GBE streeft fiscale vergroening en de afbouw van schadelijke subsidies na en legt sterk de nadruk op het verbeteren van het instrumentarium voor het klimaatbeleid. Hoofddoel is landen te helpen de internationale doelstelling van het beperken van de opwarming van de aarde tot 2 graden te realiseren. Nieuwe marktconforme instrumenten zouden moeten worden ontwikkeld en bestaande verbeterd om de reductie van de CO2-emissies en de verhoging van de energie-efficiency te stimuleren. De hervorming van de Richtlijn energiebelastingen in de richting van de invoering van een CO2-belasting is daartoe een belangrijk aangrijpingspunt (zie ook het artikel van Sara Ochelen in de Nieuwsbrief van oktober 2011).

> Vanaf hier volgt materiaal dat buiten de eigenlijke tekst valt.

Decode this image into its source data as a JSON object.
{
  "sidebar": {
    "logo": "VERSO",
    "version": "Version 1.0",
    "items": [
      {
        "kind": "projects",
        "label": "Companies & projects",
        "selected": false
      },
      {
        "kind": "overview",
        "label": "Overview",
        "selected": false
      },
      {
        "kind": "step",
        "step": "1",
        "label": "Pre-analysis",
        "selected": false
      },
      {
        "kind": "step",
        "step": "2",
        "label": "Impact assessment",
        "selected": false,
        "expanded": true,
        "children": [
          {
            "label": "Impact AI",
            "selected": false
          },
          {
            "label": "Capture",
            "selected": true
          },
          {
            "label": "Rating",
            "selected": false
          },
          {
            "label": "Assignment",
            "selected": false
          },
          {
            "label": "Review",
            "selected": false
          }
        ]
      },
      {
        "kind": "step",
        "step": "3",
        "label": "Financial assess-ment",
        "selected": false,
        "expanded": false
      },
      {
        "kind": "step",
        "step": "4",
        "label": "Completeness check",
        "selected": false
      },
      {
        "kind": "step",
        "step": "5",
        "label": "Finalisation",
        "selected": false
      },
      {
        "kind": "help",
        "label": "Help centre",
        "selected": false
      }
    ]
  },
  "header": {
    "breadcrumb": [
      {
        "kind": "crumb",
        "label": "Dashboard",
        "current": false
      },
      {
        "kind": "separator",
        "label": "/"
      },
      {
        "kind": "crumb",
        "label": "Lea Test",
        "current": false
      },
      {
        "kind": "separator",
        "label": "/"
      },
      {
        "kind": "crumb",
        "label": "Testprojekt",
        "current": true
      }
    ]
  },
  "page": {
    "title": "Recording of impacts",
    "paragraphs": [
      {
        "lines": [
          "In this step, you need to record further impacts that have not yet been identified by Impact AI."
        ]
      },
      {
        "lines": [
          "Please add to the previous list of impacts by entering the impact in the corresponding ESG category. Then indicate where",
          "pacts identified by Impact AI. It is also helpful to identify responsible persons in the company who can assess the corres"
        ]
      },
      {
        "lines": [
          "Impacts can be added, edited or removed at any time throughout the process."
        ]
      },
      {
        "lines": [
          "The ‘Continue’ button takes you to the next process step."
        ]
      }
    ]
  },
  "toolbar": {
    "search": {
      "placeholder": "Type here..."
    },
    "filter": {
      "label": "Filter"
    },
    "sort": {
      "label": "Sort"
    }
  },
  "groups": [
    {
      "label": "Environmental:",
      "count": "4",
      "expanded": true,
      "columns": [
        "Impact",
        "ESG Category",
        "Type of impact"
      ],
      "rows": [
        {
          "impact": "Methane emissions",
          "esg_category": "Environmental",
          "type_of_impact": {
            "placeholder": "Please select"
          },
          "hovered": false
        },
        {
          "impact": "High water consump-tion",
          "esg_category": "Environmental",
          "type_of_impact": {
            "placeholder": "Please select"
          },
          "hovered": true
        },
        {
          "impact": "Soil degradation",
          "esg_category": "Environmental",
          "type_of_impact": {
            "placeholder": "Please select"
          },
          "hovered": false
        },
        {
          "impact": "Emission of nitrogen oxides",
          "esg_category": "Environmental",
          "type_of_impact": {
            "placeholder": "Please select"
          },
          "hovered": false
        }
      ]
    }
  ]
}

De impuls voor de oprichting van GBE komt voort uit het Groenboek over marktconforme instrumenten voor milieu- en gerelateerde doelstellingen, dat de Europese Commissie publiceerde in 2007[1]. Het Groenboek werpt onder andere de vraag op of er een forum moet komen om de lidstaten te stimuleren hun ervaringen en 'best practice' op het gebied van de hervormingen van milieubelastingen uit te wisselen. Nederland heeft een dergelijk forum overigens afgewezen, wijzend op het bestaan van andere overlegorganen die dit onderwerp aan boord zouden kunnen nemen[2].

Om wat meer te weten te komen over dit netwerk heeft Hans Vos een kort interview gehouden met Kai Schlegelmilch, vice-voorzitter van FÖS en "vice-spokesman" van GBE.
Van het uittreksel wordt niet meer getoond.